Wayne Thompson reports in the Herald on the concern about the lack of public involvement in the new harbour crossing project.

Former North Shore mayor George Wood has attacked what he calls a “veil of secrecy” over a future Waitemata Harbour Crossing project.

People who would be affected by the new crossing deserved to be treated far better, said Mr Wood, who was mayor from 1998 to 2007.

“NZ Transport Agency thinks it can push through this harbour crossing project on the basis it knows best and we will have to suffer what it offers,” Mr Wood told the North Shore City Council’s infrastructure and environment committee yesterday.

“The community must be told the impact of the crossing on North Shore’s arterial roads and potential adverse environmental, visual and ecological impacts.”

Consultants in a study last year for the former Transit NZ and Auckland councils recommended four tunnels – two for motorway traffic and two for trains – at a cost of $3.7 billion to $4.1 billion.
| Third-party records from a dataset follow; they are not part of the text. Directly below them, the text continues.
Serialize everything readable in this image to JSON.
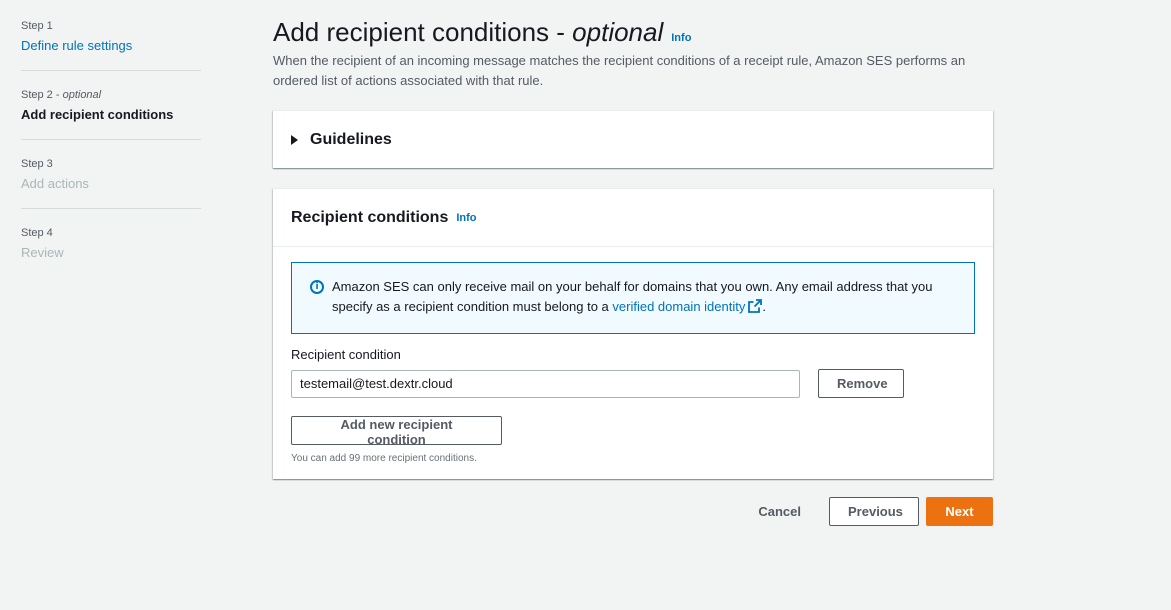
{
  "steps": [
    {
      "num": "Step 1",
      "num_suffix": "",
      "title": "Define rule settings"
    },
    {
      "num": "Step 2 - ",
      "num_suffix": "optional",
      "title": "Add recipient conditions"
    },
    {
      "num": "Step 3",
      "num_suffix": "",
      "title": "Add actions"
    },
    {
      "num": "Step 4",
      "num_suffix": "",
      "title": "Review"
    }
  ],
  "header": {
    "title": "Add recipient conditions - ",
    "title_optional": "optional",
    "info": "Info",
    "description": "When the recipient of an incoming message matches the recipient conditions of a receipt rule, Amazon SES performs an ordered list of actions associated with that rule."
  },
  "guidelines": {
    "title": "Guidelines"
  },
  "conditions": {
    "title": "Recipient conditions",
    "info": "Info",
    "alert": {
      "text": "Amazon SES can only receive mail on your behalf for domains that you own. Any email address that you specify as a recipient condition must belong to a ",
      "link": "verified domain identity",
      "suffix": "."
    },
    "field_label": "Recipient condition",
    "field_value": "testemail@test.dextr.cloud",
    "remove_label": "Remove",
    "add_label": "Add new recipient condition",
    "hint": "You can add 99 more recipient conditions."
  },
  "actions": {
    "cancel": "Cancel",
    "previous": "Previous",
    "next": "Next"
  },
  "colors": {
    "accent": "#ec7211",
    "link": "#0073bb",
    "background": "#f2f3f3"
  }
}
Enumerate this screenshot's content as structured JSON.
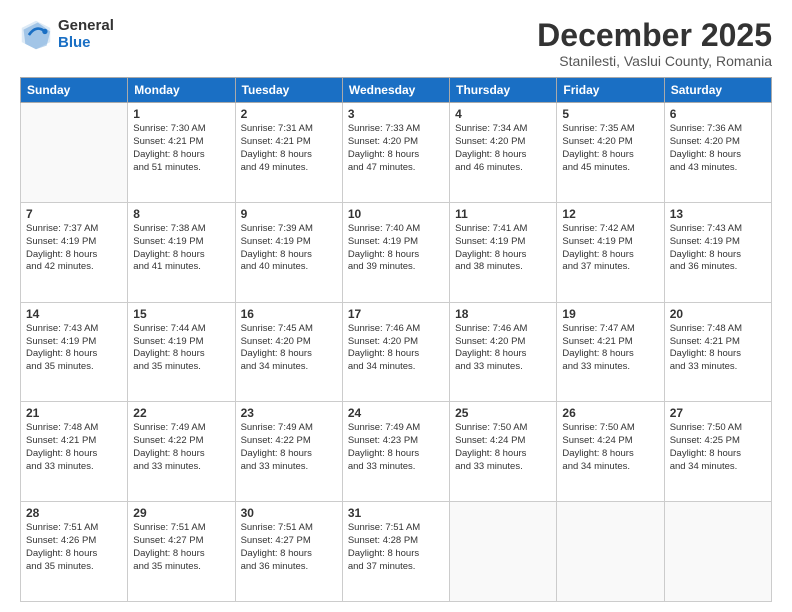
{
  "logo": {
    "general": "General",
    "blue": "Blue"
  },
  "header": {
    "month": "December 2025",
    "location": "Stanilesti, Vaslui County, Romania"
  },
  "weekdays": [
    "Sunday",
    "Monday",
    "Tuesday",
    "Wednesday",
    "Thursday",
    "Friday",
    "Saturday"
  ],
  "weeks": [
    [
      {
        "day": "",
        "info": ""
      },
      {
        "day": "1",
        "info": "Sunrise: 7:30 AM\nSunset: 4:21 PM\nDaylight: 8 hours\nand 51 minutes."
      },
      {
        "day": "2",
        "info": "Sunrise: 7:31 AM\nSunset: 4:21 PM\nDaylight: 8 hours\nand 49 minutes."
      },
      {
        "day": "3",
        "info": "Sunrise: 7:33 AM\nSunset: 4:20 PM\nDaylight: 8 hours\nand 47 minutes."
      },
      {
        "day": "4",
        "info": "Sunrise: 7:34 AM\nSunset: 4:20 PM\nDaylight: 8 hours\nand 46 minutes."
      },
      {
        "day": "5",
        "info": "Sunrise: 7:35 AM\nSunset: 4:20 PM\nDaylight: 8 hours\nand 45 minutes."
      },
      {
        "day": "6",
        "info": "Sunrise: 7:36 AM\nSunset: 4:20 PM\nDaylight: 8 hours\nand 43 minutes."
      }
    ],
    [
      {
        "day": "7",
        "info": "Sunrise: 7:37 AM\nSunset: 4:19 PM\nDaylight: 8 hours\nand 42 minutes."
      },
      {
        "day": "8",
        "info": "Sunrise: 7:38 AM\nSunset: 4:19 PM\nDaylight: 8 hours\nand 41 minutes."
      },
      {
        "day": "9",
        "info": "Sunrise: 7:39 AM\nSunset: 4:19 PM\nDaylight: 8 hours\nand 40 minutes."
      },
      {
        "day": "10",
        "info": "Sunrise: 7:40 AM\nSunset: 4:19 PM\nDaylight: 8 hours\nand 39 minutes."
      },
      {
        "day": "11",
        "info": "Sunrise: 7:41 AM\nSunset: 4:19 PM\nDaylight: 8 hours\nand 38 minutes."
      },
      {
        "day": "12",
        "info": "Sunrise: 7:42 AM\nSunset: 4:19 PM\nDaylight: 8 hours\nand 37 minutes."
      },
      {
        "day": "13",
        "info": "Sunrise: 7:43 AM\nSunset: 4:19 PM\nDaylight: 8 hours\nand 36 minutes."
      }
    ],
    [
      {
        "day": "14",
        "info": "Sunrise: 7:43 AM\nSunset: 4:19 PM\nDaylight: 8 hours\nand 35 minutes."
      },
      {
        "day": "15",
        "info": "Sunrise: 7:44 AM\nSunset: 4:19 PM\nDaylight: 8 hours\nand 35 minutes."
      },
      {
        "day": "16",
        "info": "Sunrise: 7:45 AM\nSunset: 4:20 PM\nDaylight: 8 hours\nand 34 minutes."
      },
      {
        "day": "17",
        "info": "Sunrise: 7:46 AM\nSunset: 4:20 PM\nDaylight: 8 hours\nand 34 minutes."
      },
      {
        "day": "18",
        "info": "Sunrise: 7:46 AM\nSunset: 4:20 PM\nDaylight: 8 hours\nand 33 minutes."
      },
      {
        "day": "19",
        "info": "Sunrise: 7:47 AM\nSunset: 4:21 PM\nDaylight: 8 hours\nand 33 minutes."
      },
      {
        "day": "20",
        "info": "Sunrise: 7:48 AM\nSunset: 4:21 PM\nDaylight: 8 hours\nand 33 minutes."
      }
    ],
    [
      {
        "day": "21",
        "info": "Sunrise: 7:48 AM\nSunset: 4:21 PM\nDaylight: 8 hours\nand 33 minutes."
      },
      {
        "day": "22",
        "info": "Sunrise: 7:49 AM\nSunset: 4:22 PM\nDaylight: 8 hours\nand 33 minutes."
      },
      {
        "day": "23",
        "info": "Sunrise: 7:49 AM\nSunset: 4:22 PM\nDaylight: 8 hours\nand 33 minutes."
      },
      {
        "day": "24",
        "info": "Sunrise: 7:49 AM\nSunset: 4:23 PM\nDaylight: 8 hours\nand 33 minutes."
      },
      {
        "day": "25",
        "info": "Sunrise: 7:50 AM\nSunset: 4:24 PM\nDaylight: 8 hours\nand 33 minutes."
      },
      {
        "day": "26",
        "info": "Sunrise: 7:50 AM\nSunset: 4:24 PM\nDaylight: 8 hours\nand 34 minutes."
      },
      {
        "day": "27",
        "info": "Sunrise: 7:50 AM\nSunset: 4:25 PM\nDaylight: 8 hours\nand 34 minutes."
      }
    ],
    [
      {
        "day": "28",
        "info": "Sunrise: 7:51 AM\nSunset: 4:26 PM\nDaylight: 8 hours\nand 35 minutes."
      },
      {
        "day": "29",
        "info": "Sunrise: 7:51 AM\nSunset: 4:27 PM\nDaylight: 8 hours\nand 35 minutes."
      },
      {
        "day": "30",
        "info": "Sunrise: 7:51 AM\nSunset: 4:27 PM\nDaylight: 8 hours\nand 36 minutes."
      },
      {
        "day": "31",
        "info": "Sunrise: 7:51 AM\nSunset: 4:28 PM\nDaylight: 8 hours\nand 37 minutes."
      },
      {
        "day": "",
        "info": ""
      },
      {
        "day": "",
        "info": ""
      },
      {
        "day": "",
        "info": ""
      }
    ]
  ]
}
They recommended three-lane tunnels running 3.9km under the harbour for road traffic between Esmonde Rd in Takapuna and Spaghetti Junction in Newton, and single-track tubes for electric trains linking either Britomart or a proposed underground inner-city rail loop beneath Albert St.

Mr Wood said he had not seen one brochure setting out the broad outline of what the agency proposed.

“Public involvement should happen up front right at the start.”

Mr Wood said people of the North Shore had to lead the fight for progress on an alternative to the Auckland Harbour Bridge after a decade of doubt about the durability of the clip-ons.

A more vigorous approach would be to bring together key agencies in a project team, with a full-time project director and a funding stream from the government for initial planning and development.

Transport Agency regional director Wayne McDonald said North Shore City Council had been in a partnership of five agencies in the project to find a route. Information and plans were on the agency’s website.

No detailed design was done because the crossing could be several decades away.

Transport Minister Steven Joyce said he was seeking advice from the Transport Agency on whether the next harbour crossing should be added to the Government’s proposed 20-year national infrastructure plan.

This would be known by the end of this year.